Because the Funds performance is tied to a single underlying stock, it is subject to Single Issuer Risk, which refers to the increased sensitivity to company-specific events that may result in higher volatility compared to diversified investments. The Fund may also be subject to Concentration Risk, which refers to the risk of focusing investments in a particular industry or sector, making the Fund more vulnerable to sector-specific developments. In addition, the Fund is classified as non-diversified and is subject to Non-Diversification Risk, which refers to the risk that the Fund may invest a larger portion of its assets in fewer instruments, increasing the impact of any single investment on overall performance.

As an exchange-traded fund, the Fund is subject to ETF Risks, which include the risk that shares may trade at a premium or discount to net asset value (NAV), that liquidity may depend on market makers and authorized participants, and that trading costs such as bid-ask spreads may reduce returns.
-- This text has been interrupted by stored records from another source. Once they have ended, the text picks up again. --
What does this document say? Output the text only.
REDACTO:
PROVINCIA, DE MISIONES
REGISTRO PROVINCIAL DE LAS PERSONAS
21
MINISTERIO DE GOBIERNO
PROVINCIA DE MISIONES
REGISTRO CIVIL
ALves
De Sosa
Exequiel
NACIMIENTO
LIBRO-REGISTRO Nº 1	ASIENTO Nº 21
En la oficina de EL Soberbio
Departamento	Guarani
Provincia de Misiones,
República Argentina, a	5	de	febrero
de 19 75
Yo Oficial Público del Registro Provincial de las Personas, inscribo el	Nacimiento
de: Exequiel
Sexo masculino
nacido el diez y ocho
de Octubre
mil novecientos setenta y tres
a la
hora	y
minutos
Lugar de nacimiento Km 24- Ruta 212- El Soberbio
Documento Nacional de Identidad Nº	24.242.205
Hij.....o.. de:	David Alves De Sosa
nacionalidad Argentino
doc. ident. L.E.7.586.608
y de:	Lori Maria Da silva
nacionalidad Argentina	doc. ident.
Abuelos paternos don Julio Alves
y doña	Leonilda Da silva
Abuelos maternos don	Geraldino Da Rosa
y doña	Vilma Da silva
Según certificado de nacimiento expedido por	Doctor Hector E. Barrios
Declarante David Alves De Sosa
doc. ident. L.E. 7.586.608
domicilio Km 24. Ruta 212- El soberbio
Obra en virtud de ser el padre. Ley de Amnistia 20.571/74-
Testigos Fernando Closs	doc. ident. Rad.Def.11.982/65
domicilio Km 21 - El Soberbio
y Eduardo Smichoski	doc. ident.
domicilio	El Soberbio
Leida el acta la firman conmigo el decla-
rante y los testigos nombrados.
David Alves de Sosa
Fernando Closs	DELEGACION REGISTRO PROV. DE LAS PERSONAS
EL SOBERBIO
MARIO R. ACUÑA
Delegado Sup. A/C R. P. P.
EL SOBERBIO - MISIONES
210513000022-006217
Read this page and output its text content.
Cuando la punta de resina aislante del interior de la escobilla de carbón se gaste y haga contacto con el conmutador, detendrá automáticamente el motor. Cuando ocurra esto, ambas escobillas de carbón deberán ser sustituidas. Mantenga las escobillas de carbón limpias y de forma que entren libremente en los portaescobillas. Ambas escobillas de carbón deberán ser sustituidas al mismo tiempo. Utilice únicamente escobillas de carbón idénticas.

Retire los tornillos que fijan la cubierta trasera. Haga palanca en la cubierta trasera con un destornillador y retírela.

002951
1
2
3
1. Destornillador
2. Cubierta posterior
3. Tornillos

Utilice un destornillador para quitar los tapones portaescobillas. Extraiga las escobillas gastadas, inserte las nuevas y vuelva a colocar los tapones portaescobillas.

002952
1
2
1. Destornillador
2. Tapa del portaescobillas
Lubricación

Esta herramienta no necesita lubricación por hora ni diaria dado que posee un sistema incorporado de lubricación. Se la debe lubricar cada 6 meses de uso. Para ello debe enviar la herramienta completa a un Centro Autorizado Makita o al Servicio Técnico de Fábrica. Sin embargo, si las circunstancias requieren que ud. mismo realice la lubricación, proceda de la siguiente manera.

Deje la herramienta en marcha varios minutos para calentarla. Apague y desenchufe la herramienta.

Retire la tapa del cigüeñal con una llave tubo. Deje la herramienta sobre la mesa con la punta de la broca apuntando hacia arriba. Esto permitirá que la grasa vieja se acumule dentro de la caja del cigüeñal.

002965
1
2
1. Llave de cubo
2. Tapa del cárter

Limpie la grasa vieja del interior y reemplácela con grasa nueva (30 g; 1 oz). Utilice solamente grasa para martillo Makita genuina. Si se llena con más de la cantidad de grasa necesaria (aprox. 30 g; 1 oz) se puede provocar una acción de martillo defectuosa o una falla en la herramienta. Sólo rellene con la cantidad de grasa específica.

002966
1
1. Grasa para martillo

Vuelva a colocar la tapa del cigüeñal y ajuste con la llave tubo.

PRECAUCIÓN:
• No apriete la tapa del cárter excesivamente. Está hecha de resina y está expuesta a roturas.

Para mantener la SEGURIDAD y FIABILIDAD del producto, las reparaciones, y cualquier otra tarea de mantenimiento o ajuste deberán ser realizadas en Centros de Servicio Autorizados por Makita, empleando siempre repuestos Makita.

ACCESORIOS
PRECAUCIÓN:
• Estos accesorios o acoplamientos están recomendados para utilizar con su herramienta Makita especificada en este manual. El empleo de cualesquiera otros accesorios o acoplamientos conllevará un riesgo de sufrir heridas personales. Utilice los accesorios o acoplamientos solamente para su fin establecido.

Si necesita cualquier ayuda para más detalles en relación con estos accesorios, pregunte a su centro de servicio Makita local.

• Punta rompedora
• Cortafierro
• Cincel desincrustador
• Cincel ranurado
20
In certain market conditions, trading in Fund shares may be halted or become less efficient.

The Fund seeks to provide income; however, distributions are not guaranteed and may vary significantly from period to period. The Fund is subject to Distribution Risk, which refers to the possibility that the Fund may not make distributions or that distributions may include return of capital, thereby reducing the Funds NAV over time. The Fund is also subject to NAV Erosion Risk, which refers to the decline in the Funds net asset value as a result of repeated distributions.

While autocallables may provide limited downside protection under certain conditions, if the underlying stock declines below the Maturity Barrier, the Fund may be exposed to losses comparable to a direct investment in the stock. Market volatility and adverse conditions may significantly impact the Funds ability to generate income or preserve capital.